Greg L. Turnquist worked on the Spring team for over thirteen years and is a senior staff technical content engineer at Cockroach Labs. He was the lead for Spring Data JPA and Spring Web Services. He wrote Packt's best-selling title, Learning Spring Boot 2.0 2nd Edition, and its 3rd Edition follow-up along many others.

June 16, 2014

ch2_fodtAt my old company, I had a manager that was happy to point out when we had “good” problems. He was often citing situations where we had too much work from the customer such that our current staffing levels couldn’t keep up. Instead of anyone being let go, we sought out new talent to tackle this.

Well Spring Boot recently started causing me some problems that I discovered were good to have. As I was roughing out chapter two of Learning Spring Boot, “Quick Start with Java”, I noticed that my page count was coming in around in the mid-twenties. The estimate I had submitted was forty pages. What?!?!

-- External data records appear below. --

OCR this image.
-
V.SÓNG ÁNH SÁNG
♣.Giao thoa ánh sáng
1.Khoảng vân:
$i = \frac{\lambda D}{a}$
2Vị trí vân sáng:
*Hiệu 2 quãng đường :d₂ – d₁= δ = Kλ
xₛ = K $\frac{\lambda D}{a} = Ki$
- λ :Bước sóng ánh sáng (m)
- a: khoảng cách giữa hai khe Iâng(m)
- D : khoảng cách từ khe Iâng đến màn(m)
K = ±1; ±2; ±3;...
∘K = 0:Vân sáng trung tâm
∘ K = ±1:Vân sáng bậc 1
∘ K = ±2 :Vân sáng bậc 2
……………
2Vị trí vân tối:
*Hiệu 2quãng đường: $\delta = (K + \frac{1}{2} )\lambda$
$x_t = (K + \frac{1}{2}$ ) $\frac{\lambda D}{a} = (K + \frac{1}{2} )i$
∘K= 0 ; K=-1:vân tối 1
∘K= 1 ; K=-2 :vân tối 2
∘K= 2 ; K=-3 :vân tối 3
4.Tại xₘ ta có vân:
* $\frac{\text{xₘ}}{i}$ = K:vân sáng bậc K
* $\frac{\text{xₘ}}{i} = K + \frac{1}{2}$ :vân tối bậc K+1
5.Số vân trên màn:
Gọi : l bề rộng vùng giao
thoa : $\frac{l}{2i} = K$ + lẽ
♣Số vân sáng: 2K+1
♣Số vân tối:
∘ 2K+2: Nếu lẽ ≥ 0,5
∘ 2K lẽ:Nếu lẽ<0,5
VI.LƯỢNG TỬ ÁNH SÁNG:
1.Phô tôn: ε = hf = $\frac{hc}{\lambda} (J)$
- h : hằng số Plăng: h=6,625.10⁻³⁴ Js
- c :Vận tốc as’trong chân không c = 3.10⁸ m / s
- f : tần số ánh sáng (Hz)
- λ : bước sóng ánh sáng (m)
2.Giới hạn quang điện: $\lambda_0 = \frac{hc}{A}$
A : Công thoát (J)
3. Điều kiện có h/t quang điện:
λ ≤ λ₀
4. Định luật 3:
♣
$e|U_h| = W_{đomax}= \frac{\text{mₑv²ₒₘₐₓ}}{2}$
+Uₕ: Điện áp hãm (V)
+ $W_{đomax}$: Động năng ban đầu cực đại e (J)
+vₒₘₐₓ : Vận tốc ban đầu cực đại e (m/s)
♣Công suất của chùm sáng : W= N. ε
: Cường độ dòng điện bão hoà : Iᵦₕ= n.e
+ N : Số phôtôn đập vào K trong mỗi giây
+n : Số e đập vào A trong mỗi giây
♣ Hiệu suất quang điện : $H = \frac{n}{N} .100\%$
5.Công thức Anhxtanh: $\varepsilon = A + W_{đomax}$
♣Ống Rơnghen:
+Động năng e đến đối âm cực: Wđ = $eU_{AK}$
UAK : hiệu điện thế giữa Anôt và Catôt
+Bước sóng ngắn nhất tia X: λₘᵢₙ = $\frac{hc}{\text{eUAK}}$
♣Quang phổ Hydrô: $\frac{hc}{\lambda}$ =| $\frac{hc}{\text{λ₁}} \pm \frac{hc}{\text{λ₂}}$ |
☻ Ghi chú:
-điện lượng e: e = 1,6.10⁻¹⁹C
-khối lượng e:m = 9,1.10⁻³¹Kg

I have an app that connects to GitHub and scans for open issues across two repositories. It plugs in using Spring Mobile to automatically detect the user agent of the browser and switch which view template is rendered. The mobile template uses jQuery Mobile to provide a nice mobile experience.

Well I already chewed out Roy for cutting out the code to set up the view resolver. The nerve of that man to reduce half a page of code to a single property setting! Heh.

What am I supposed to do? Usually, when you write code for books, you have to trim stuff down to toy applications because there isn’t enough space. But I’m discovering that with same amount of space, I’m able to write production grade apps. I had an idea of where to fill in some more details, but after reading the outline again last night, I might have to re-evaluate. I have a slew of stuff in the next chapter that I don’t want to just pull into this one.

The irony? My original proposal to Packt called for ten chapters, but to speed up time-to-market, was cut back to five. I may yet fit in ten chapters worth of material in the allotted space.

All-in-all, Spring Boot’s ability to trim code down to a fraction to get the same things done is a good problem to have!